Retinoic acid decreases nitric oxide production in endothelial cells: A role of phosphorylation of endothelial nitric oxide synthase at Ser ¹¹⁷⁹

The effects of retinoic acid (RA) on nitric oxide (NO) production are controversial. Furthermore, it has never been studied whether these effects are mediated by direct modulation of phosphorylation of endothelial nitric oxide synthase (eNOS). Using bovine aortic endothelial cells, we found that all-trans RA (atRA) dose- and time-dependently decreased NO production without alteration in eNOS expression. This decrease was accompanied by reduction in eNOS-Ser ¹¹⁷⁹ phosphorylation. However, atRA did not alter the phosphorylation of eNOS-Ser ¹¹⁶ or eNOS-Thr ⁴⁹⁷. Concurrently, atRA also decreased the expressions of vascular endothelial growth factor (VEGF) and its receptor KDR/Flk-1, and Akt phosphorylation. Co-treatment with troglitazone, an activator of VEGF expression, reversed the atRA-induced reductions in eNOS-Ser ¹¹⁷⁹ phosphorylation and NO production, with concomitant restoration in VEGF expression.
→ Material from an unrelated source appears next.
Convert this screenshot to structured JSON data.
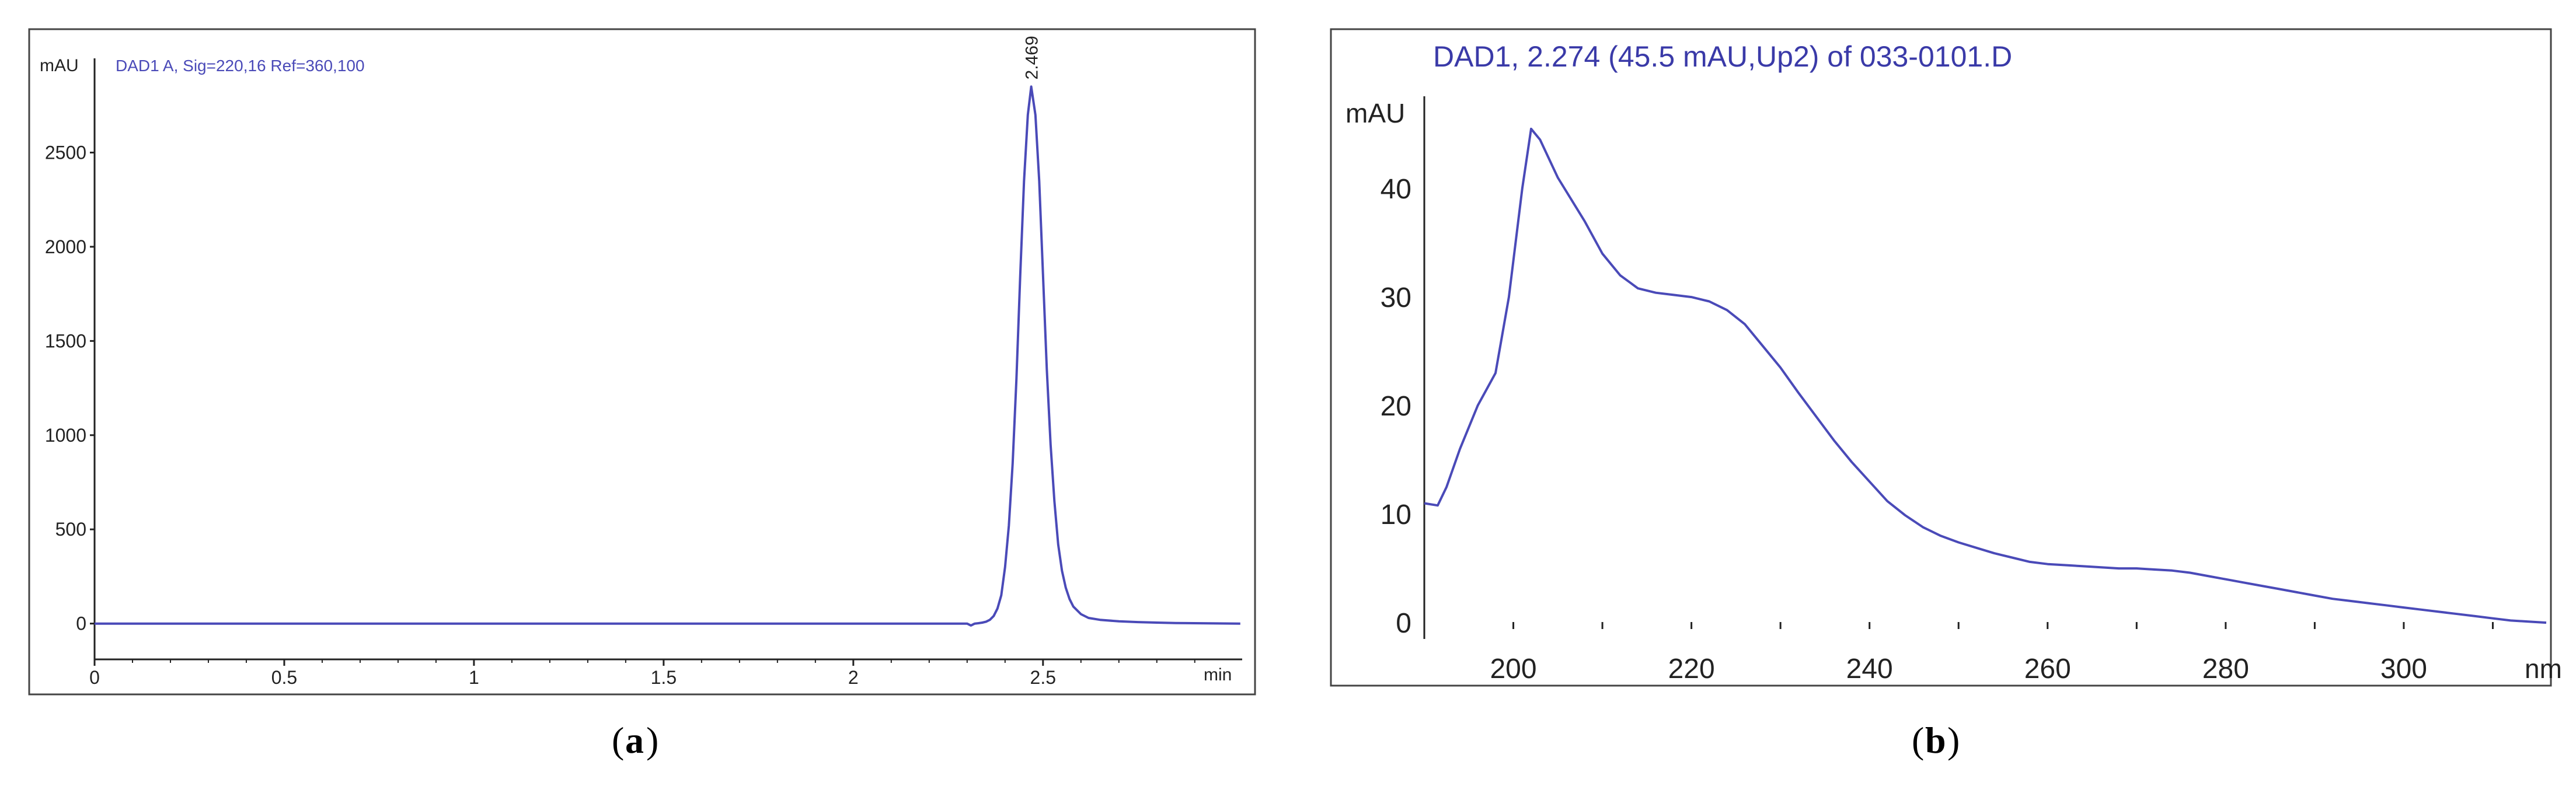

Direct treatment with VEGF also reversed these inhibitory effects, suggesting an important role for VEGF. Nonetheless, the RARα antagonist Ro 41-5253 did not block all the inhibitory effects of atRA, indicating that these inhibitory effects are not mediated by the RA response element (RARE). Thus, atRA decreases eNOS-Ser ¹¹⁷⁹ phosphorylation through a mechanism that depends on VEGF-KDR/Flk-1-mediated Akt phosphorylation but is independent of RARE, leading to reduction in NO production.